Prof. Dr. Ayşegül Karahasan, Koronavirüsü ile ilgili ispatlanmamış bilgilerin insanları ümitsizliğe sürüklediğini ve bunun da bağışıklık sistemimize zarar verdiğini söyledi.
Marmara Üniversitesi Tıp Fakültesi, Tıbbî Mikrobiyoloji Anabilim Dalı’ndan Prof. Dr. Ayşegül Karahasan’a göre Koronavirüsle ilgili henüz ispatlanmamış bilgiler insanlarda kaygı bozukluğuna, çaresizlik ve karamsarlık duygusuna neden oluyor. Karahasan’a göre karamsarlık bağışıklık sistemimize zarar verdiği için de, bizi virüse karşı daha korunaksız hale getiriyor. Duvar’ın haberine göre, evine kapanmış veya kapatılmış milyonlarca insan, hem salgın hem de açlık ve yoksulluk karşısında hayatta kalmaya çalışıyor. Bazı hekimlere göre koronavirüsüne karşı güçlü olmanın yollarından biri de vücudun bağışıklık sistemini zayıflatan, bizleri takatsiz bırakan stresi, kaygıyı, karamsarlığı ötelemek.
Sosyal medya virüsü gibi
Karahasan, “Bu virüs bir sosyal medya virüsü gibi hareket ediyor. İlk başlardan itibaren sosyal medya platformlarında ve televizyon kanallarında virüse dair yoğun bilgi paylaşımları yapılmaya başlandı. Bu mecralarda o kadar çok şey konuşuluyor ve paylaşılıyor ki, zaten evlerine kapanmış olan insanlarda kaygı oluşmaya başladı. Yakın çevremde hekim olmayan pek çok kişi antidepresan ve anksiyolitiklerle hayatlarını sürdürmeye başladılar. Bu bağlamda virüsle ilgili kurulan her bir cümlenin çok düşünülerek sarf edilmesi gerektiğine inanıyorum” şeklinde konuştu.

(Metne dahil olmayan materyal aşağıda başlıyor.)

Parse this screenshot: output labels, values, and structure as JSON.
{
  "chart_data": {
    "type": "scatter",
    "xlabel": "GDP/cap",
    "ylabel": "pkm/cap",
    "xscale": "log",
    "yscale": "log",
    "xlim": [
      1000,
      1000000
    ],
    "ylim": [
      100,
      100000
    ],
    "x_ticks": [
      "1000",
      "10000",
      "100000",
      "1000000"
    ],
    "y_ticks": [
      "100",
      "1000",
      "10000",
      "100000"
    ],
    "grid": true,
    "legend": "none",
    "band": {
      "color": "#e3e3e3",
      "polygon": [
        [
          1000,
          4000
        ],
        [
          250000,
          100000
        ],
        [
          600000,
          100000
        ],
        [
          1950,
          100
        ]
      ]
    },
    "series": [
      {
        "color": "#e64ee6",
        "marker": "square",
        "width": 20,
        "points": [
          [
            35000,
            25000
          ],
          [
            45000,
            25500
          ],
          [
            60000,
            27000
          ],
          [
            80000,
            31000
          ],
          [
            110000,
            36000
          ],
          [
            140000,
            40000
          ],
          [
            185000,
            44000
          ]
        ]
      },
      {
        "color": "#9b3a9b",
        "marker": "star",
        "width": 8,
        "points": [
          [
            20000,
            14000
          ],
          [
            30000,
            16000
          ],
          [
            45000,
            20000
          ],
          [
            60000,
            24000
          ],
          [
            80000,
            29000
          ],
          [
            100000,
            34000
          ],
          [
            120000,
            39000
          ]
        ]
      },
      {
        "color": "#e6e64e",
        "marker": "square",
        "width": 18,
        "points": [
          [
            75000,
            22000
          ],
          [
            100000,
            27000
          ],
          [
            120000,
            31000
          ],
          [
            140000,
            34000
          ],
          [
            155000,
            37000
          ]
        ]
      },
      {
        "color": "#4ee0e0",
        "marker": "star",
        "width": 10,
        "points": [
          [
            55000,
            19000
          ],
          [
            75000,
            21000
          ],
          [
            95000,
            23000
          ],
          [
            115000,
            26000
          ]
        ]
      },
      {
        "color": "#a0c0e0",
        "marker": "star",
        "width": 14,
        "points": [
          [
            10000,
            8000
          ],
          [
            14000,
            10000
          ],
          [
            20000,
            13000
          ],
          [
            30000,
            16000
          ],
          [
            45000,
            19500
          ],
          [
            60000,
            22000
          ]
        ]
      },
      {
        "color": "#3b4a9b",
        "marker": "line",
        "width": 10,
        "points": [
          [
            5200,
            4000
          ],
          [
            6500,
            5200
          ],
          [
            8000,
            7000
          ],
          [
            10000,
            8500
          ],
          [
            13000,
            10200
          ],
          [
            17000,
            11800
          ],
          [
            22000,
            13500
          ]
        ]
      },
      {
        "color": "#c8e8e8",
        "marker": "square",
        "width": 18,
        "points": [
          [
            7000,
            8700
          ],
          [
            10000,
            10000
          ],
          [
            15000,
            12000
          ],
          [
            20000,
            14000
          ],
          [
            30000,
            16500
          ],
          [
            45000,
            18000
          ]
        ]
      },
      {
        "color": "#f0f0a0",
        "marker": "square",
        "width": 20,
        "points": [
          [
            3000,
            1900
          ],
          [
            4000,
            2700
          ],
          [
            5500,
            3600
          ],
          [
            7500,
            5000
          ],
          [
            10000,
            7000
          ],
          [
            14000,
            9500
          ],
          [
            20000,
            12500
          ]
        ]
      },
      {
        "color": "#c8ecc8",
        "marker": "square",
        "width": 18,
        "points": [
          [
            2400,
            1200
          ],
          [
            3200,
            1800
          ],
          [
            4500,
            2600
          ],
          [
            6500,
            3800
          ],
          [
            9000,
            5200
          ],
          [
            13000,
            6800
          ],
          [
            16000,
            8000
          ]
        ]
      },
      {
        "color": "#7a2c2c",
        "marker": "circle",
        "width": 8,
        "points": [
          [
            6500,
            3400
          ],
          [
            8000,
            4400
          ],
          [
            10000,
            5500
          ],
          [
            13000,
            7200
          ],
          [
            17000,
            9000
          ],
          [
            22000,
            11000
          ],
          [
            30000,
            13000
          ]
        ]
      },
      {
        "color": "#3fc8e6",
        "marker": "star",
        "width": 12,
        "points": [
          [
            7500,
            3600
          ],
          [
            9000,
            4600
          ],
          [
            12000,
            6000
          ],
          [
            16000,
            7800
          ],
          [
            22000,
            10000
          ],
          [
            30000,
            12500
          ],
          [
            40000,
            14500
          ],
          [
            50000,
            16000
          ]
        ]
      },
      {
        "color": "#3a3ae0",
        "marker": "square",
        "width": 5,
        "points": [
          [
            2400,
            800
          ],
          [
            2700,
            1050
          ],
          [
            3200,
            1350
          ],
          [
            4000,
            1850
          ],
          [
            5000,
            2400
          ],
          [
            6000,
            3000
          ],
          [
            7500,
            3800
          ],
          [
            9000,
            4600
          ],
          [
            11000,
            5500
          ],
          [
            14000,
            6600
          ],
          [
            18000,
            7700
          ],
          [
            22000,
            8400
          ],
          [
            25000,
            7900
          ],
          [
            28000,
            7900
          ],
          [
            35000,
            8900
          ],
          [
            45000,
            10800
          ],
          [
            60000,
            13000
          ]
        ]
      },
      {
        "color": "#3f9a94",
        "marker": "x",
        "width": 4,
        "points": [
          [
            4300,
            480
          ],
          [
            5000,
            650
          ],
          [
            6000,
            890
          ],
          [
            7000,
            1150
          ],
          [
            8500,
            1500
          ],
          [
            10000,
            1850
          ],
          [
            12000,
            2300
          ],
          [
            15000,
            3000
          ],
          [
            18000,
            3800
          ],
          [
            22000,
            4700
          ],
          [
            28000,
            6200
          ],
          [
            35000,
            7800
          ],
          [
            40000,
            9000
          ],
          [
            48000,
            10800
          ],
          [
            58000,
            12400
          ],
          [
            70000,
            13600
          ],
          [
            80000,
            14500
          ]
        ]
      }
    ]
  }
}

‘Kötümserlik kadar büyük bir zarar olamaz’
Karahasan, şöyle devam etti: “Stres bizim immün sistemimizi en çok harap edecek durumdur. Tam olarak anlayamadığımız teknik bilgiler bizi daha da fazla kaygılandırabilir. İnsanoğlu doğası gereği yarınını bilmek istiyor. Ancak bu salgında yarını öngöremiyoruz. Detaylı bilgiye sahip olmak tabiî ki herkesin hakkı. Virüs mutasyona uğrarsa yeni bir salgınla dünyada milyarlarca kişi ölür mü? Bu karamsarlık yalnızca bağışıklık sistemimize zarar verir. Neden “umarım mutasyona uğrar ve virülansını kaybeder” diye düşünmeyelim. Ben böyle düşününce kendimi daha iyi hissediyorum. Kesinlikle iyimser olmak istiyorum. Evet, evde kapalı kalmak, online çalışmak, sinemaların, restoranların kapalı olması, seyahat edememek hepimiz için önemli bir sosyal test. Dünyaca böyle bir testten geçiyoruz. Ama şu aşamada kötümserlik kadar büyük bir zarar olamaz. Çok hızlı ilaç ve aşı geliştirileceğine, virüsle başa çıkabileceğimize inanmak istiyorum. Öbür türlü düşününce nasıl yaşar, nasıl çalışırım ki?”